Cette question du pluralisme de la presse me paraît importante. On nous dit que ce n’est pas dans la Constitution. Mais oui la liberté publique c’est dans la Constitution ! Et le pluralisme de la presse ça relève des libertés publiques. On a constaté durant ces trente dernières années l’évolution croissante du contrôle de la presse par des groupes économiques et industriels, et par conséquent un certain nivellement, donc un danger sur le pluralisme de la presse. Une démocratie doit s’assurer que la presse peut avoir effectivement une expression plurielle. Cette absence dans le texte actuel est importante pour moi.
Il y a aussi la question du droit de vote des étrangers aux élections locales. J’y reste attachée. Dans une démocratie qui se respecte, avec des étrangers en situation régulière qui paient des impôts depuis plusieurs années, je ne comprends pas pourquoi on continue à leur refuser de voter pour des maires qui vont disposer des budgets alimentés par leurs impôts. Il y a aussi les questions du non cumul des mandats, l’absence du statut de l’élu et l’encadrement que je trouve un peu serré du référendum d’initiative populaire...

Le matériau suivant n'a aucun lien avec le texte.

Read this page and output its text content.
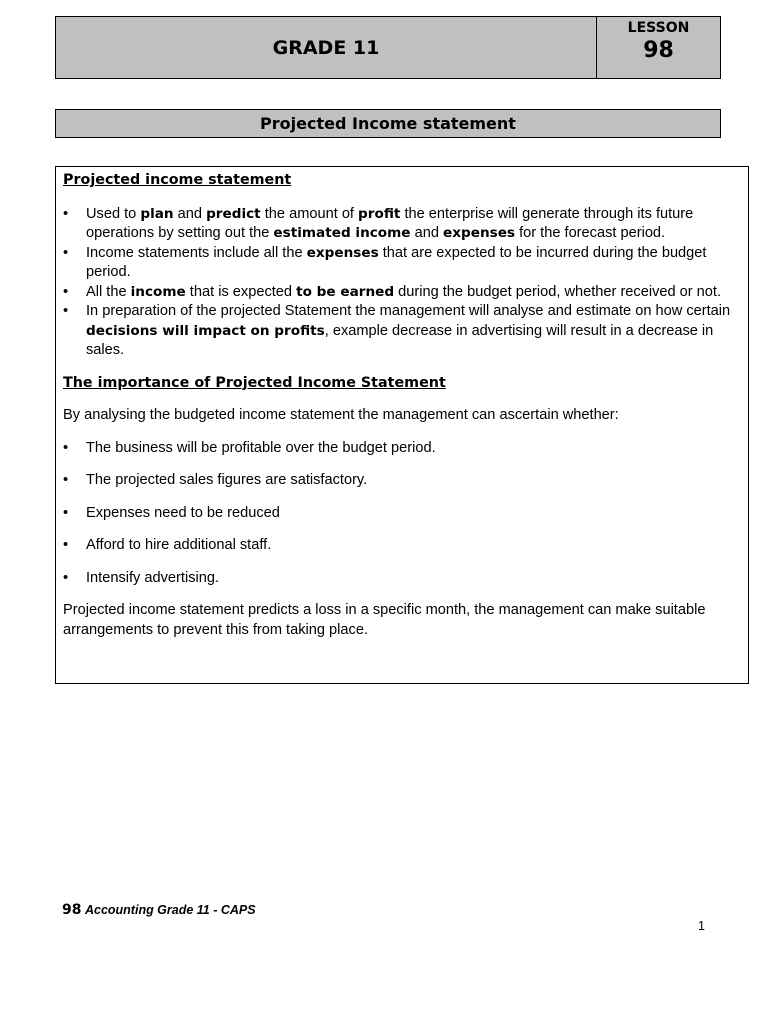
GRADE 11
LESSON
98
Projected Income statement

Projected income statement

• Used to plan and predict the amount of profit the enterprise will generate through its future operations by setting out the estimated income and expenses for the forecast period.
• Income statements include all the expenses that are expected to be incurred during the budget period.
• All the income that is expected to be earned during the budget period, whether received or not.
• In preparation of the projected Statement the management will analyse and estimate on how certain decisions will impact on profits, example decrease in advertising will result in a decrease in sales.

The importance of Projected Income Statement

By analysing the budgeted income statement the management can ascertain whether:

• The business will be profitable over the budget period.
• The projected sales figures are satisfactory.
• Expenses need to be reduced
• Afford to hire additional staff.
• Intensify advertising.

Projected income statement predicts a loss in a specific month, the management can make suitable arrangements to prevent this from taking place.

98 Accounting Grade 11 - CAPS
1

Le Parti radical de gauche a donné une consigne de vote en faveur de la réforme. Vous vous retrouvez bien isolée...
Christiane Taubira : Ce n’est pas la première fois que je suis isolée ! Cela ne me fait pas peur. Par ailleurs on ne me donne pas de consignes de vote. Je vote selon ma conscience et en loyauté envers les citoyens. Dans le mandat parlementaire, constitutionnellement justement, il n’y a pas d’impératifs. Personne n’a à nous donner d’ordres. Je fonctionne dans un groupe parlementaire, on discute, on débat, je comprends effectivement que les groupes ont besoin d’avoir des positions communes, mais en ce qui me concerne, nul ne l’ignore, personne ne me donne des consignes de vote. Mais chez les radicaux il y a en pas mal qui veulent vraiment voter ce texte. Ce n’est pas une question de consigne ou de pression. Mais moi j’ai voté contre dès la première lecture. Je suis à la fois cohérente et constante car j’ai des raisons profondes de refuser ce texte.
Je voudrais ajouter que concernant l’Outre-mer, j’avais écris à Edouard Balladur (président du Comité de réflexion et de proposition sur la modernisation et le rééquilibrage des institutions de la Ve République, ndlr) pour le sensibiliser au débat qu’il y avait dans les Outre-mers sur la demande de réforme institutionnelle et lui proposer d’auditionner les exécutifs de ces régions. Le président Balladur m’a répondu par écrit que cela ne faisait pas partie de son cahier des charges et que le Comité n’avait pas reçu pour mission de réfléchir aux réformes institutionnelles dans les Outre-mers. Je pense qu’il est important que les Outre-mers sachent cela.